EU finance ministers said today there was no need right now to take more budget disciplinary steps against Germany and France for breaking the bloc's budget rules but said they would act in future if needed.
The euro zone's two biggest economies have broken the European Union's deficit cap of 3 per cent of gross domestic product for three years running, but in 2003 they fended off the European Commission's bid to slap them with more disciplinary action.
After a damaging court clash, the EU executive backed down and accepted their deficit cutting pledges at face value.
This won the backing of EU finance ministers meeting today. "The council agrees with the Commission conclusion that no further steps under the EDP (excessive deficit procedure) are necessary at this stage," a summary note said of both Berlin and Paris.

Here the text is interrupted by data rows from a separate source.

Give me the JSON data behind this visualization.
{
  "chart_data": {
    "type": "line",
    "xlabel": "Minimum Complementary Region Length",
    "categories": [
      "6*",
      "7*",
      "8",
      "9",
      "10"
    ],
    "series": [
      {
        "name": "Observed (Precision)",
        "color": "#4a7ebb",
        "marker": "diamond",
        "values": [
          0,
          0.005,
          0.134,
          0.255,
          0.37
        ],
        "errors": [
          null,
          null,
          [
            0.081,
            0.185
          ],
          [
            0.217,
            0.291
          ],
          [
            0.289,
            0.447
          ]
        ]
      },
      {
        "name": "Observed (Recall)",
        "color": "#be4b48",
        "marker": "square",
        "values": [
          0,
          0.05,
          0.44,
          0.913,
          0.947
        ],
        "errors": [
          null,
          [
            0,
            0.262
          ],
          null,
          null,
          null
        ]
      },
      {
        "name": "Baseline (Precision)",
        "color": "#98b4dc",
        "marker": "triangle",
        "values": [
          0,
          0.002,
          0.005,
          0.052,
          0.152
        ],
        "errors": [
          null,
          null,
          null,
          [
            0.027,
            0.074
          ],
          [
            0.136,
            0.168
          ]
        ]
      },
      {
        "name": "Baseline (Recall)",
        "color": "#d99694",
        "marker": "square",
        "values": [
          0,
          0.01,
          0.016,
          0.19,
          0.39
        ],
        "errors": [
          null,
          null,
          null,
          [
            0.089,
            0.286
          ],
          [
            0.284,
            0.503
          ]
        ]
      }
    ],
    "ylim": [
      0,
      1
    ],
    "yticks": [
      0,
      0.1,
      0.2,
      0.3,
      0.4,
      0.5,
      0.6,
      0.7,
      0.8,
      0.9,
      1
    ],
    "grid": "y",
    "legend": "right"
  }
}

It noted the commitment of Germany and France to bring their deficits below the EU cap in 2005 and keep it under that ceiling in 2006, and made it clear they would be held to their word. "The Commission will continue to monitor compliance with these commitments.
The council, in cooperation with the Commission, stands ready to take steps under the EDP, as appropriate," it said of both countries. The comments come as EU finance ministers are in the throes of debating the best way to reform the Stability and Growth Pact on budget discipline in which the bloc's deficit cap is enshrined.
A separate draft conclusion showed EU finance ministers moving to the next stage of the same disciplinary process against Greece, which has also broken the EU budget deficit cap of 3 per cent of gross domestic product.
They blamed revisions to past budget data, spending overruns linked to the staging of the Olympic Games as well as overruns in some other spending items and shortfalls in some revenues which had not been correctly estimated in the 2004 budget.